Иван Павлович вздохнул. Помолчал, словно превозмогая боль.

— Страшно!.. Смертным боем, что называется.

— За что?

— Если б он знал, за что!.. Бил, пока она сама себя не оговаривала, не придумывала какую-нибудь бульварную историйку и не признавалась в измене, которой не было.

«Хорошо тебе было с ним?» — строго спрашивал Реутов.

«Ой, плохо, Ванечка! С тобой — ни в какое сравнение!» — заученно отвечала она.

«То-то!» — удовлетворенно вздыхал Реутов, отвешивал уже не так свирепо пару оплеух, выпивал последний стакан водки да и прощал жену великодушно.

— Какая дикость! — Я и не заметил, как скомкал газету в руках.

— Да… И после каждого рейса. Она никому не жаловалась никогда. Дознались случайно. Новые соседи пришли, рассказали. Иван сознался. Объяснить ничего не мог. Оставили его на берегу. Сначала в годовом резерве. Вернулись — в ноги упал: «Все осознал, убедился. Был дураком. Простите!» И она, святая дура, за него просит… Простили. Взяли в прошлый рейс. Вернулись — все повторилось, как по нотам. Плакал у меня в кабинете. «Ничего, — говорит, — не могу поделать с собой. Больно сильно люблю!» Идиот! — Иван Павлович тяжело поднялся, подошел к иллюминатору, несколько раз жадно вдохнул воздух. — Пришлось списать окончательно. А хороший был китобой!.. Сложно все это!

Да, сложно. Я это понял в последнем рейсе. Юрий Середа понимал давно. И у нас родилось с ним еще одно «почему», над которым вдоволь посмеялся Кронов. Впрочем, тогда он был холостяком…

ГЛАВА IV

1. Вода… Вода… Вода… Никогда до антарктического рейса не мог я подумать, как она может стать ненавистна! Всегда, почти всегда одинаковая, серая, чуть дымящаяся под низкими, тяжелыми и тоже серыми облаками. Редкие айсберги своей одинаковой белизной не оживляют пейзажа, а только подчеркивают его монотонную постылость.

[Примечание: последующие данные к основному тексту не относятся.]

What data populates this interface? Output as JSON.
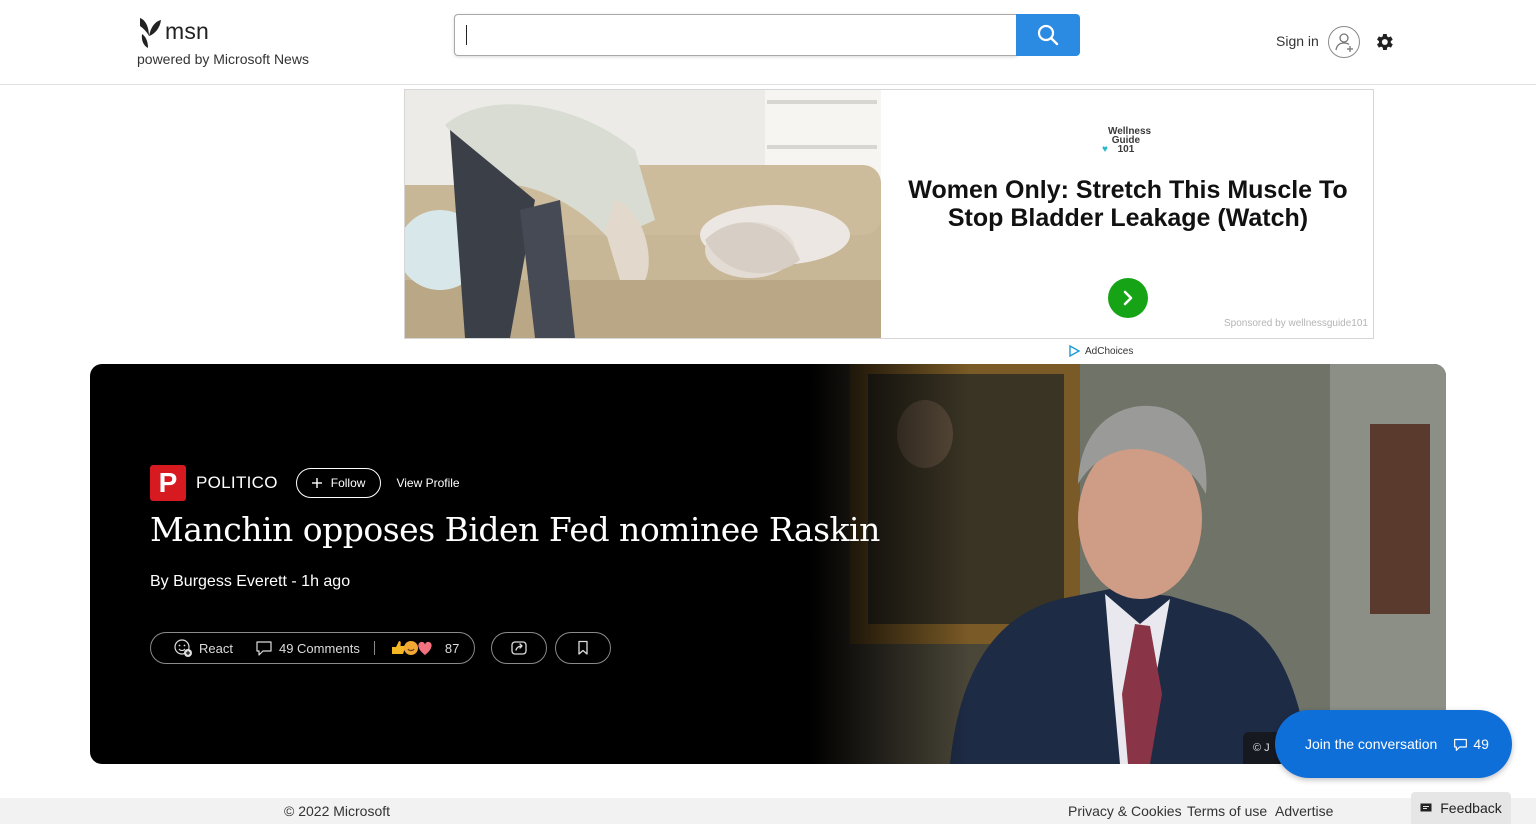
{
  "header": {
    "logo_text": "msn",
    "powered_by": "powered by Microsoft News",
    "search_value": "",
    "signin_label": "Sign in"
  },
  "ad": {
    "brand": "Wellness Guide 101",
    "headline": "Women Only: Stretch This Muscle To Stop Bladder Leakage (Watch)",
    "sponsor": "Sponsored by wellnessguide101",
    "adchoices": "AdChoices"
  },
  "article": {
    "provider": "POLITICO",
    "provider_initial": "P",
    "follow_label": "Follow",
    "view_profile_label": "View Profile",
    "headline": "Manchin opposes Biden Fed nominee Raskin",
    "byline": "By Burgess Everett - 1h ago",
    "react_label": "React",
    "comments_label": "49 Comments",
    "reactions_count": "87",
    "photo_credit": "© J"
  },
  "conversation": {
    "label": "Join the conversation",
    "count": "49"
  },
  "footer": {
    "copyright": "© 2022 Microsoft",
    "links": [
      "Privacy & Cookies",
      "Terms of use",
      "Advertise"
    ],
    "feedback_label": "Feedback"
  },
  "colors": {
    "search_button": "#2b8ae2",
    "politico_red": "#d71920",
    "join_blue": "#0f6fd8",
    "ad_arrow_green": "#16a316"
  }
}
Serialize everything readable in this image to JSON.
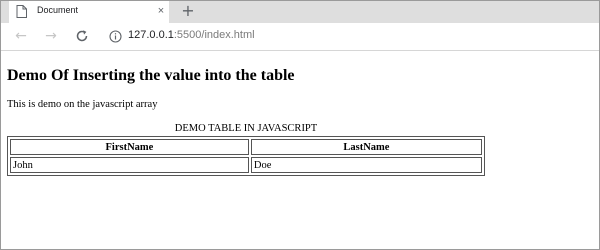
{
  "browser": {
    "tab_title": "Document",
    "tab_close": "×",
    "new_tab": "+",
    "url_host": "127.0.0.1",
    "url_rest": ":5500/index.html"
  },
  "page": {
    "heading": "Demo Of Inserting the value into the table",
    "description": "This is demo on the javascript array",
    "table": {
      "caption": "DEMO TABLE IN JAVASCRIPT",
      "headers": [
        "FirstName",
        "LastName"
      ],
      "rows": [
        [
          "John",
          "Doe"
        ]
      ]
    }
  }
}
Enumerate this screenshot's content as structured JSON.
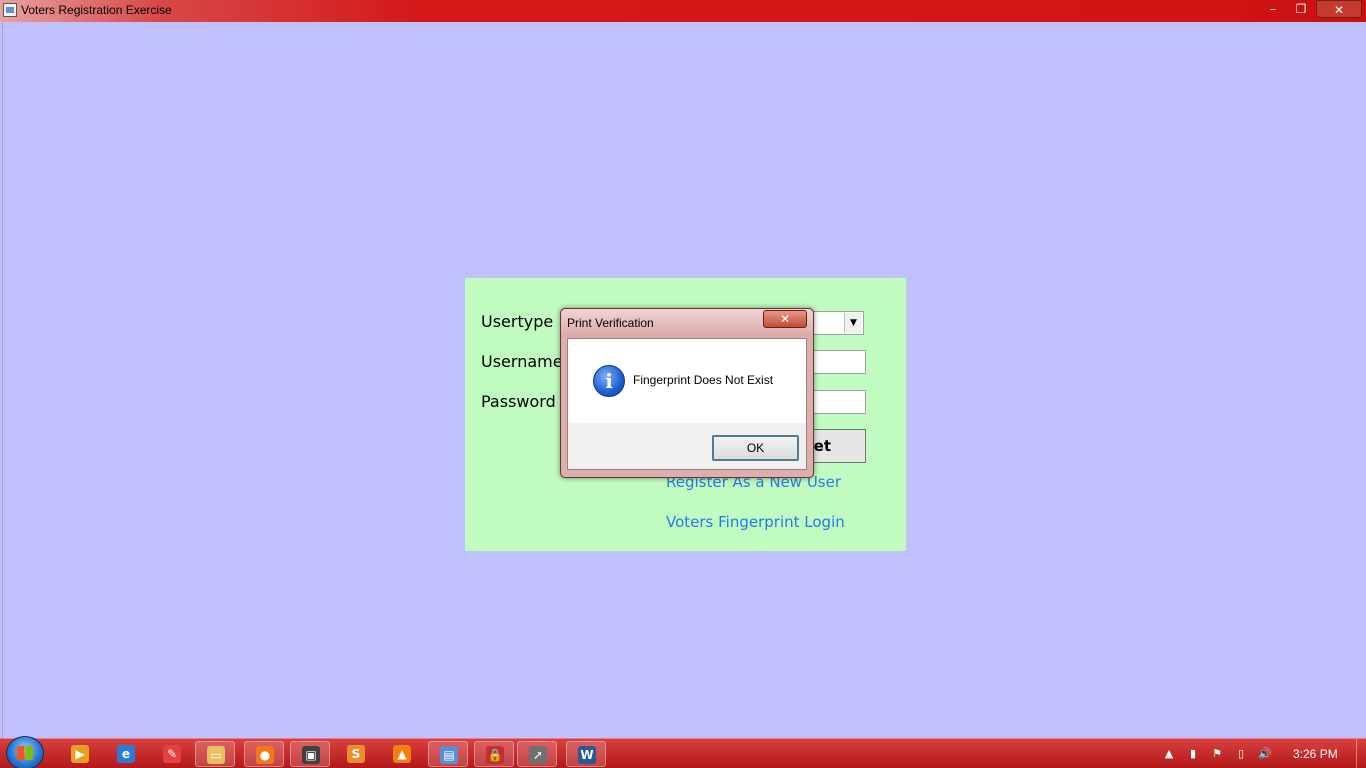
{
  "window": {
    "title": "Voters Registration Exercise",
    "controls": {
      "minimize": "–",
      "maximize": "❐",
      "close": "✕"
    }
  },
  "login_form": {
    "usertype_label": "Usertype",
    "username_label": "Username",
    "password_label": "Password",
    "usertype_value": "",
    "username_value": "",
    "password_value": "",
    "reset_button_label": "Reset",
    "register_link": "Register As a New User",
    "fingerprint_link": "Voters Fingerprint Login"
  },
  "dialog": {
    "title": "Print Verification",
    "message": "Fingerprint Does Not Exist",
    "ok_label": "OK",
    "icon": "information-icon",
    "close_glyph": "✕"
  },
  "taskbar": {
    "apps": [
      {
        "name": "media-player-icon",
        "glyph": "▶",
        "color": "#e8a020"
      },
      {
        "name": "internet-explorer-icon",
        "glyph": "e",
        "color": "#2a7ad8"
      },
      {
        "name": "paint-icon",
        "glyph": "✎",
        "color": "#e84040"
      },
      {
        "name": "file-explorer-icon",
        "glyph": "▭",
        "color": "#e8c060"
      },
      {
        "name": "firefox-icon",
        "glyph": "●",
        "color": "#f07818"
      },
      {
        "name": "movie-maker-icon",
        "glyph": "▣",
        "color": "#404040"
      },
      {
        "name": "sublime-icon",
        "glyph": "S",
        "color": "#e89030"
      },
      {
        "name": "vlc-icon",
        "glyph": "▲",
        "color": "#f08010"
      },
      {
        "name": "app-window-icon",
        "glyph": "▤",
        "color": "#5a8fd8"
      },
      {
        "name": "lock-icon",
        "glyph": "🔒",
        "color": "#c03030"
      },
      {
        "name": "cursor-app-icon",
        "glyph": "➚",
        "color": "#707070"
      },
      {
        "name": "word-icon",
        "glyph": "W",
        "color": "#2b5797"
      }
    ],
    "tray": {
      "show_hidden": "▲",
      "network": "▮",
      "action_center": "⚑",
      "battery": "▯",
      "volume": "🔊"
    },
    "clock": "3:26 PM"
  },
  "colors": {
    "desktop_bg": "#c0c0fc",
    "panel_bg": "#c0fcc0",
    "link": "#2878e8",
    "titlebar": "#d21414"
  }
}
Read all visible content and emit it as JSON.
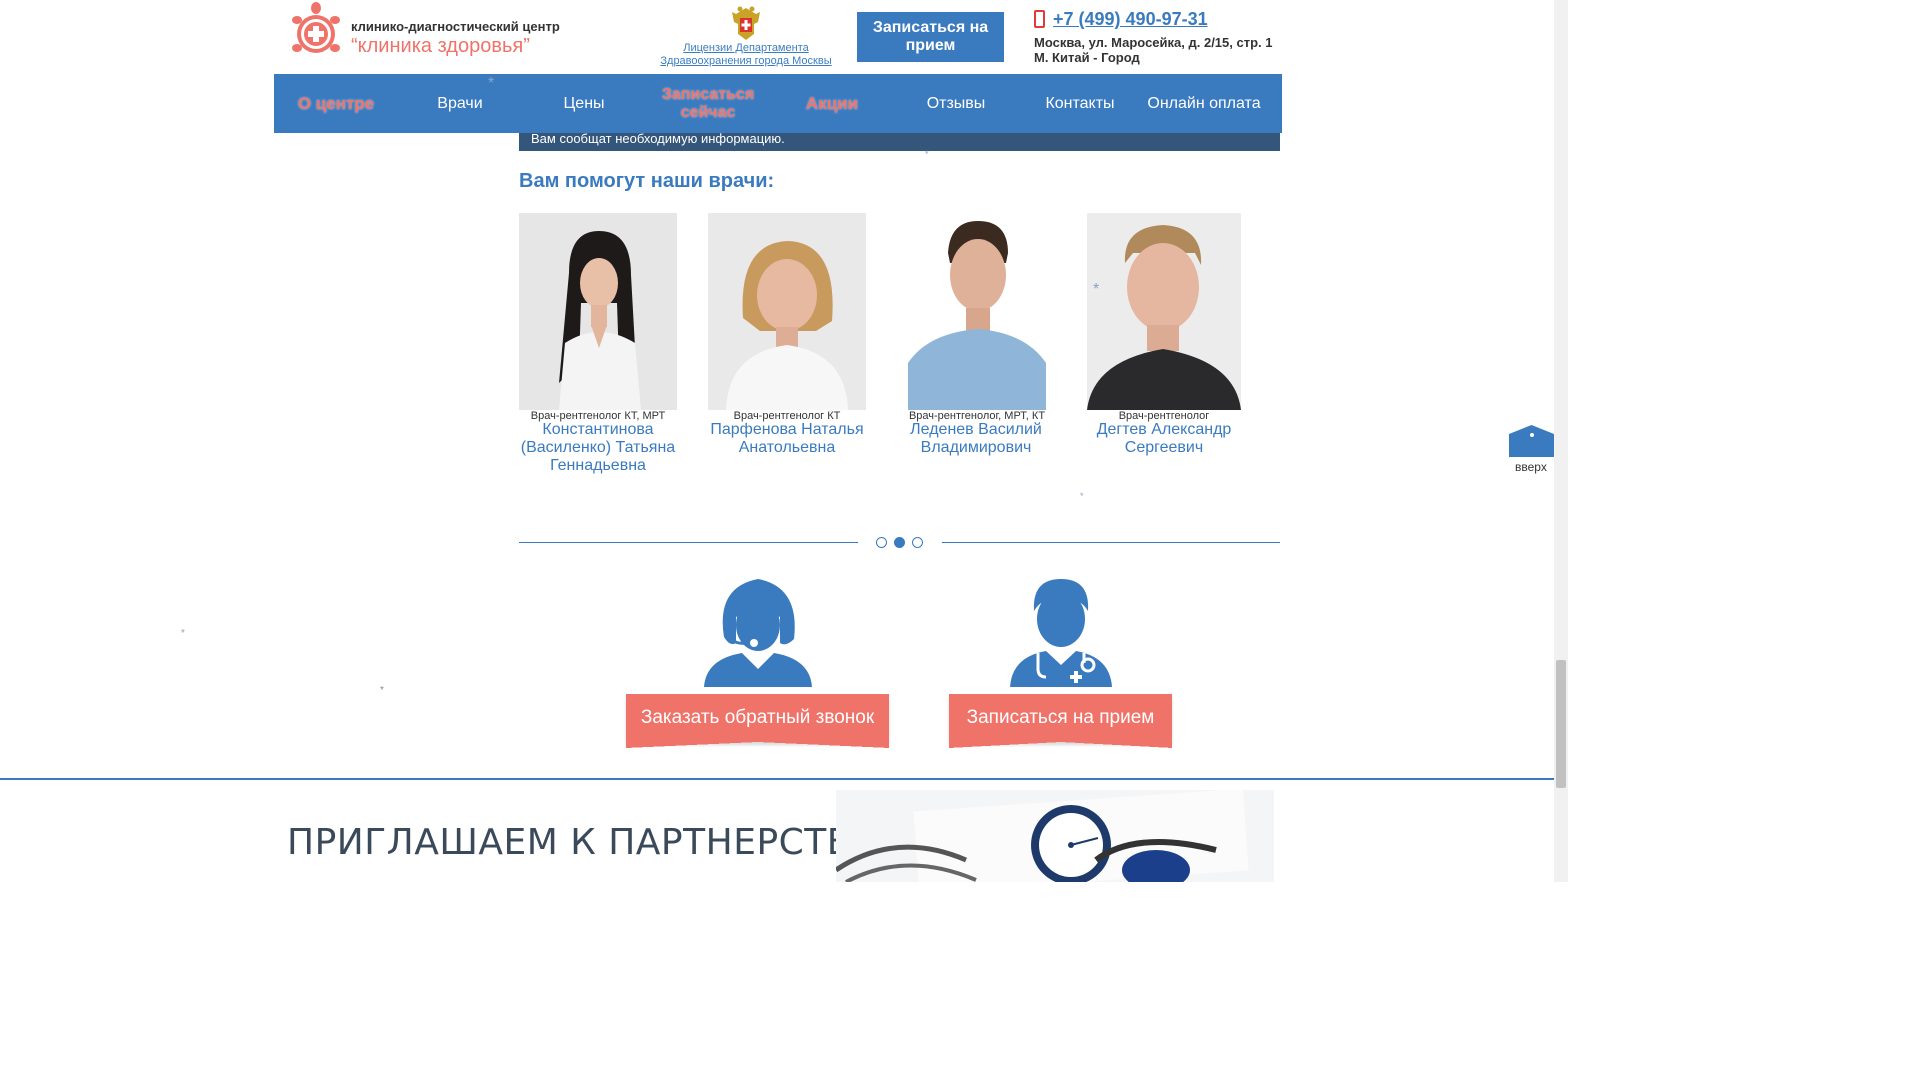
{
  "header": {
    "logo_line1": "клинико-диагностический центр",
    "logo_line2": "“клиника здоровья”",
    "license_line1": "Лицензии Департамента",
    "license_line2": "Здравоохранения города Москвы",
    "book_button": "Записаться на прием",
    "phone": "+7 (499) 490-97-31",
    "address_line1": "Москва, ул. Маросейка, д. 2/15, стр. 1",
    "address_line2": "М. Китай - Город"
  },
  "nav": {
    "items": [
      {
        "label": "О центре"
      },
      {
        "label": "Врачи"
      },
      {
        "label": "Цены"
      },
      {
        "label": "Записаться сейчас"
      },
      {
        "label": "Акции"
      },
      {
        "label": "Отзывы"
      },
      {
        "label": "Контакты"
      },
      {
        "label": "Онлайн оплата"
      }
    ]
  },
  "info_bar": "Вам сообщат необходимую информацию.",
  "doctors_section": {
    "title": "Вам помогут наши врачи:",
    "doctors": [
      {
        "role": "Врач-рентгенолог КТ, МРТ",
        "name": "Константинова (Василенко) Татьяна Геннадьевна"
      },
      {
        "role": "Врач-рентгенолог КТ",
        "name": "Парфенова Наталья Анатольевна"
      },
      {
        "role": "Врач-рентгенолог, МРТ, КТ",
        "name": "Леденев Василий Владимирович"
      },
      {
        "role": "Врач-рентгенолог",
        "name": "Дегтев Александр Сергеевич"
      }
    ],
    "slider_pages": 3,
    "active_page": 2
  },
  "cta": {
    "callback": "Заказать обратный звонок",
    "book": "Записаться на прием"
  },
  "up_button": "вверх",
  "partner_banner": "ПРИГЛАШАЕМ К ПАРТНЕРСТВУ",
  "colors": {
    "brand_blue": "#3a7bbf",
    "accent_coral": "#f0736a",
    "info_bar": "#34567a"
  }
}
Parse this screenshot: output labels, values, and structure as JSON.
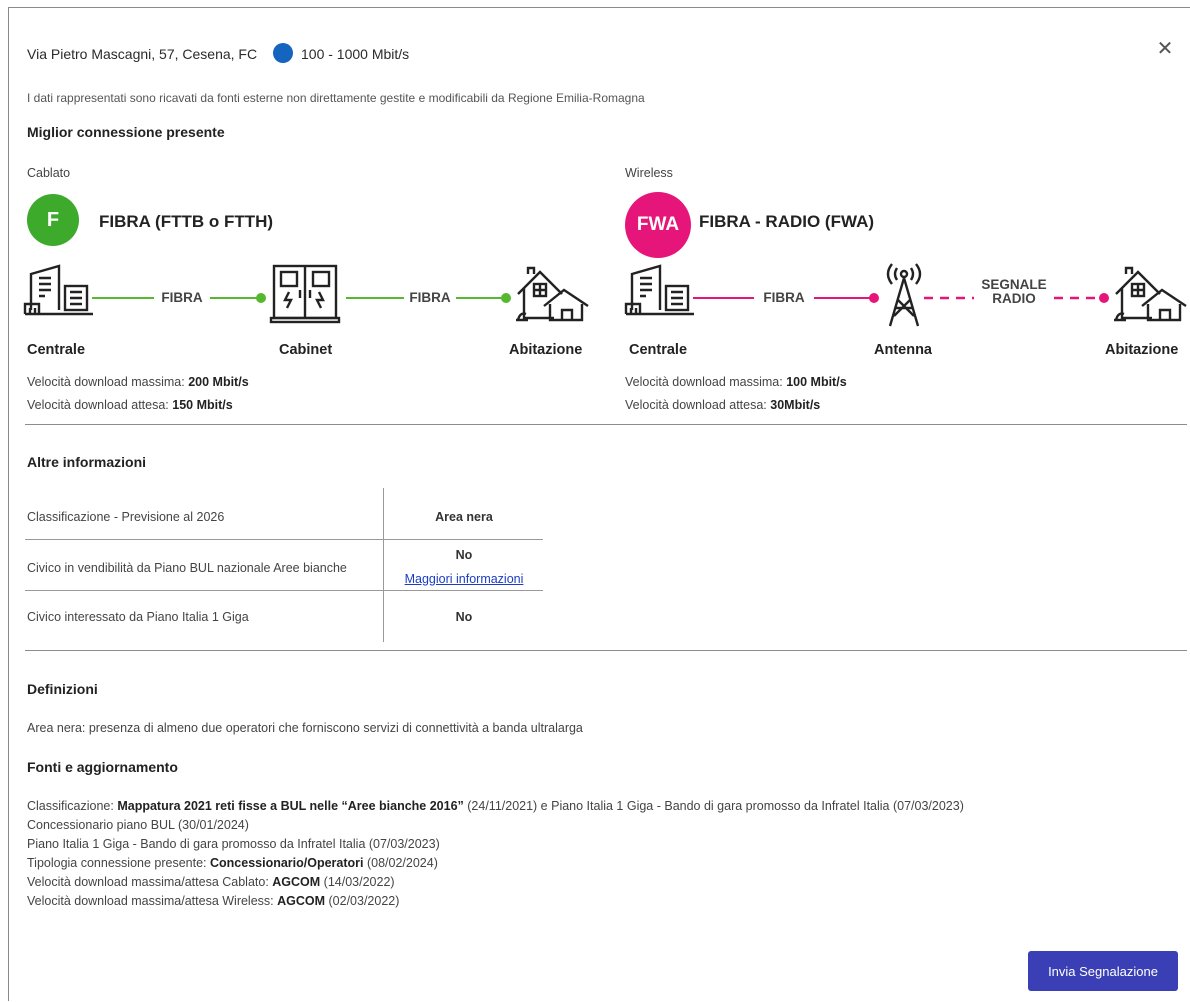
{
  "header": {
    "address": "Via Pietro Mascagni, 57, Cesena, FC",
    "speed_range": "100 - 1000 Mbit/s",
    "speed_dot_color": "#1565c0",
    "close_icon": "close-icon"
  },
  "disclaimer": "I dati rappresentati sono ricavati da fonti esterne non direttamente gestite e modificabili da Regione Emilia-Romagna",
  "best_connection": {
    "title": "Miglior connessione presente",
    "wired": {
      "category": "Cablato",
      "badge": "F",
      "badge_color": "#3eaa2c",
      "title": "FIBRA (FTTB o FTTH)",
      "line_label_1": "FIBRA",
      "line_label_2": "FIBRA",
      "line_color": "#56b82e",
      "nodes": [
        "Centrale",
        "Cabinet",
        "Abitazione"
      ],
      "max_label": "Velocità download massima: ",
      "max_value": "200 Mbit/s",
      "expected_label": "Velocità download attesa: ",
      "expected_value": "150 Mbit/s"
    },
    "wireless": {
      "category": "Wireless",
      "badge": "FWA",
      "badge_color": "#e6157a",
      "title": "FIBRA - RADIO (FWA)",
      "line_label_1": "FIBRA",
      "line_label_2a": "SEGNALE",
      "line_label_2b": "RADIO",
      "line_color": "#e6157a",
      "nodes": [
        "Centrale",
        "Antenna",
        "Abitazione"
      ],
      "max_label": "Velocità download massima: ",
      "max_value": "100 Mbit/s",
      "expected_label": "Velocità download attesa: ",
      "expected_value": "30Mbit/s"
    }
  },
  "other_info": {
    "title": "Altre informazioni",
    "rows": [
      {
        "label": "Classificazione - Previsione al 2026",
        "value": "Area nera"
      },
      {
        "label": "Civico in vendibilità da Piano BUL nazionale Aree bianche",
        "value": "No",
        "link": "Maggiori informazioni"
      },
      {
        "label": "Civico interessato da Piano Italia 1 Giga",
        "value": "No"
      }
    ]
  },
  "definitions": {
    "title": "Definizioni",
    "text": "Area nera: presenza di almeno due operatori che forniscono servizi di connettività a banda ultralarga"
  },
  "sources": {
    "title": "Fonti e aggiornamento",
    "line1_pre": "Classificazione: ",
    "line1_bold": "Mappatura 2021 reti fisse a BUL nelle “Aree bianche 2016”",
    "line1_post": " (24/11/2021) e Piano Italia 1 Giga - Bando di gara promosso da Infratel Italia (07/03/2023)",
    "line2": "Concessionario piano BUL (30/01/2024)",
    "line3": "Piano Italia 1 Giga - Bando di gara promosso da Infratel Italia (07/03/2023)",
    "line4_pre": "Tipologia connessione presente: ",
    "line4_bold": "Concessionario/Operatori",
    "line4_post": " (08/02/2024)",
    "line5_pre": "Velocità download massima/attesa Cablato: ",
    "line5_bold": "AGCOM",
    "line5_post": " (14/03/2022)",
    "line6_pre": "Velocità download massima/attesa Wireless: ",
    "line6_bold": "AGCOM",
    "line6_post": " (02/03/2022)"
  },
  "submit_button": "Invia Segnalazione"
}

Воды так много и так бездонны ее пространства, что с трудом верится в земную неколебимую твердь. Кажется: вся планета — не земной, а водяной шар, колышущийся, зыбучий. А берег с застывшими в безветрии деревьями, с золотыми коврами степей — все это просто сказка, рассказанная давным-давно.